While it is trivial to decide this for runtime library functions it
becomes error prone for your own code. E.g. an object method you call
might internally call methods that use strtok. You might not be aware of
that.

Secondly strtok modifies the original string in a C style way. C like
string manipulation should not be used in C++ programs because it is
error prone and often a backdoor for security vulnerabilities. As long
as you do not deal with char* in C++ and you only use const char* the
probability of security vulnerabilities is significantly reduced.

Use strspn and strcspn for C style parsing in C++. They will easily
achieve the same behavior than strtok without it's disadvantages. I.e.
they do not modify the input buffer and the internal state is kept at
the local stack.

strtok is mainly supported for C compatibility by the C++ runtime.

Totally agree with Marcel here. strtok is not a very good function to
use anywhere, neither in C nor in C++. Even the manual says so:

---------------------------------------
man strtok
<snip snip>
BUGS
Be cautious when using these functions. If you do use them,
note that:

* These functions modify their first argument.

* These functions cannot be used on constant strings.

* The identity of the delimiting character is lost.

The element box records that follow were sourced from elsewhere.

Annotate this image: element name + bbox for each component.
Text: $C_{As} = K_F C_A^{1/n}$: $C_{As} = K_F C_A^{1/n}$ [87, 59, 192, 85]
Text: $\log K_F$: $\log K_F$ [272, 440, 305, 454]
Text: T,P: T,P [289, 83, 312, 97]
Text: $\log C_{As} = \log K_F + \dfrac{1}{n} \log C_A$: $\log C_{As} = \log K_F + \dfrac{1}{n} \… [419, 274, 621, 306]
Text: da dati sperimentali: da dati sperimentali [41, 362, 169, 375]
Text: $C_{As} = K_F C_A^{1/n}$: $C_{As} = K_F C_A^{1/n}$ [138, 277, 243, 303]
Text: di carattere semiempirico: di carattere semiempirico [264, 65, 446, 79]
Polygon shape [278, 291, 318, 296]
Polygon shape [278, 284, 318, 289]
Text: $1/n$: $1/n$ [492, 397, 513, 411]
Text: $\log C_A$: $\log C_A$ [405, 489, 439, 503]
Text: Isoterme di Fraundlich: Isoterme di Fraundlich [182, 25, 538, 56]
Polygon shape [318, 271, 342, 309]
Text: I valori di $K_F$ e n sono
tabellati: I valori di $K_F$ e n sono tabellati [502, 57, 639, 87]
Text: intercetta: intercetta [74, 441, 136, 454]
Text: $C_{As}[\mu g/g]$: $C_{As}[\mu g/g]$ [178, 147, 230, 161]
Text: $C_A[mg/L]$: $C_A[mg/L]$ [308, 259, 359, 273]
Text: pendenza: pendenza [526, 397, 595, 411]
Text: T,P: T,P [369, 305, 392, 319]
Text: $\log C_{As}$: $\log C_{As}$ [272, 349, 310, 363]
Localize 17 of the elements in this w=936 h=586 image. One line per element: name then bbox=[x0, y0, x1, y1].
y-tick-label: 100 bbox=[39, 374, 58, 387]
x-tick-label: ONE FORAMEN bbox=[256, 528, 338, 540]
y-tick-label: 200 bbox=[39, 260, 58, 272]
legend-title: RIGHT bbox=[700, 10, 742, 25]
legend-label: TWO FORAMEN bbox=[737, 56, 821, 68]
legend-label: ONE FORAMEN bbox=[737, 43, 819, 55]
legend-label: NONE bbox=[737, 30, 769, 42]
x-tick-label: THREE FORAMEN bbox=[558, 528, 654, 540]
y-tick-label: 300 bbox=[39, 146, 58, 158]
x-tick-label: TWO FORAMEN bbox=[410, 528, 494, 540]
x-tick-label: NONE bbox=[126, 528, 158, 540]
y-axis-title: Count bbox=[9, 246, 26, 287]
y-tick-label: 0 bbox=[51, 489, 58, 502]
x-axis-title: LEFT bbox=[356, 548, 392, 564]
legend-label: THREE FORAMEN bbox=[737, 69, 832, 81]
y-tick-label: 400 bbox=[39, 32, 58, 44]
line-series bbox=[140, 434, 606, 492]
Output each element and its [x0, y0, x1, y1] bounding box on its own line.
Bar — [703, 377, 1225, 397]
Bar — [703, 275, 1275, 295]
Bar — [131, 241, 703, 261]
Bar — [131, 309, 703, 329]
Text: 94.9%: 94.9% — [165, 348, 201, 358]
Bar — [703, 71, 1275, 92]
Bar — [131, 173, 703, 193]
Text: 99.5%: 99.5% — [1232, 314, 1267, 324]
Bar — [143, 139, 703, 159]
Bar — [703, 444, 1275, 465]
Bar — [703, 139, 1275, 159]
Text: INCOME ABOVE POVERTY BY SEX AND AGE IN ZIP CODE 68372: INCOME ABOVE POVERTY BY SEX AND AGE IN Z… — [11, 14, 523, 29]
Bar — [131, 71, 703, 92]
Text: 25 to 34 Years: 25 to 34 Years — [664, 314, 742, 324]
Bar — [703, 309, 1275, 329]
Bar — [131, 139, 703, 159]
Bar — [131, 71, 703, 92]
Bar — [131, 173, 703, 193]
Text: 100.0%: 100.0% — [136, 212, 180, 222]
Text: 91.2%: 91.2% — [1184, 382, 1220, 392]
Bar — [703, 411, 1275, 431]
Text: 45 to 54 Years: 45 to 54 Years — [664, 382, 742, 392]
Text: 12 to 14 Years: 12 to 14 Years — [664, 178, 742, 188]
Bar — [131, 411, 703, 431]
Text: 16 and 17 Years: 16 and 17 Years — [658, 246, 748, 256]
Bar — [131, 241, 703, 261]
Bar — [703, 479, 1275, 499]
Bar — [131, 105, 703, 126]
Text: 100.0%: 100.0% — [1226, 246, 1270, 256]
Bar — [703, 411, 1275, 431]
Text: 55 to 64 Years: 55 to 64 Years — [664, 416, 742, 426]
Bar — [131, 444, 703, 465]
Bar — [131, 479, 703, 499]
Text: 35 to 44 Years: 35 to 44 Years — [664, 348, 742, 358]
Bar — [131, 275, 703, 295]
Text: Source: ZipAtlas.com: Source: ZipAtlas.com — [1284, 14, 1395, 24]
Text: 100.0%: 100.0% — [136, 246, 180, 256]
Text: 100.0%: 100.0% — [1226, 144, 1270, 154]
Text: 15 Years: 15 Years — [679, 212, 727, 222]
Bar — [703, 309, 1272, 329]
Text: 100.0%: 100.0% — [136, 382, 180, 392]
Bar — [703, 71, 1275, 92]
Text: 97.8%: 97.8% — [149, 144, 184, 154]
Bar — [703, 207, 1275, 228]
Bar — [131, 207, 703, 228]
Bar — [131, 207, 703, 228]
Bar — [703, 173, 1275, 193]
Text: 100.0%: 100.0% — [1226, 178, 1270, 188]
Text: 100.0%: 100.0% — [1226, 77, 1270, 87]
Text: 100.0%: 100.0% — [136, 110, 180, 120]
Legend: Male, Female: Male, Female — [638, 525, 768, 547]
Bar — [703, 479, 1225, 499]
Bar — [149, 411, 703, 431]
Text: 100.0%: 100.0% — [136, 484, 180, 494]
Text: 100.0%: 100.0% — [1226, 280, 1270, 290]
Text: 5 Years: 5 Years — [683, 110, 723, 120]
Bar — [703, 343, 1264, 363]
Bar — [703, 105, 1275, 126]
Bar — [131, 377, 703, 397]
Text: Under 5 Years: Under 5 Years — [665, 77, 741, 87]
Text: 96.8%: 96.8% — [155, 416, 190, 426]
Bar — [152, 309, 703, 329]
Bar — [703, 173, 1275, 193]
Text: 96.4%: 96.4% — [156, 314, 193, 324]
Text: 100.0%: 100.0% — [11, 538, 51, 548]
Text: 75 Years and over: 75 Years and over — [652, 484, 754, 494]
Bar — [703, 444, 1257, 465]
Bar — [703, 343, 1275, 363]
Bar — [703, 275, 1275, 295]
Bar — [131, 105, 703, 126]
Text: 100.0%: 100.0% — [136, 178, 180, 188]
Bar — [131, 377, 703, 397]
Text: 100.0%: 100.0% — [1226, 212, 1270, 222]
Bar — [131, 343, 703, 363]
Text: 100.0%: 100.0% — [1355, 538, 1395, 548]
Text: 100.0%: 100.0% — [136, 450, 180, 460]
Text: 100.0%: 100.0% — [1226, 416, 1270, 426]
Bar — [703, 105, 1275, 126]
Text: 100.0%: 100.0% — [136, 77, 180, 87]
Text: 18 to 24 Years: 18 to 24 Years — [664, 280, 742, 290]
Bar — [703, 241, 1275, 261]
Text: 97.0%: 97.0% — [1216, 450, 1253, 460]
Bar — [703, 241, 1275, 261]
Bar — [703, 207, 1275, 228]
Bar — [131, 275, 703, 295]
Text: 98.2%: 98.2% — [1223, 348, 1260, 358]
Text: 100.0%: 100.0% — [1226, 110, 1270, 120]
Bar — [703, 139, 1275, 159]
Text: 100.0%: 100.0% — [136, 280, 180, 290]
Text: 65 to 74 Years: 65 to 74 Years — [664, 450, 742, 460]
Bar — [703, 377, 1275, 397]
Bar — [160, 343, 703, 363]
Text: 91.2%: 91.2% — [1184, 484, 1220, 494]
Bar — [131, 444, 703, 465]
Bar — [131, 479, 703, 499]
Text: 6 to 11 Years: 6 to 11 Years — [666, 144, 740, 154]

* The strtok() function uses a static buffer while parsing, so
it's not thread safe. Use strtok_r() if this matters to you.
-----------------------------------------

std::string::find() and std::string::substr() can pretty much do
everything the strtok does much more safely. I typically use a
template function that tokenize a string a return vector of string
containing the individual tokens. Much more usable at the cost of
copying a few string. It is very rarely a performance bottle neck.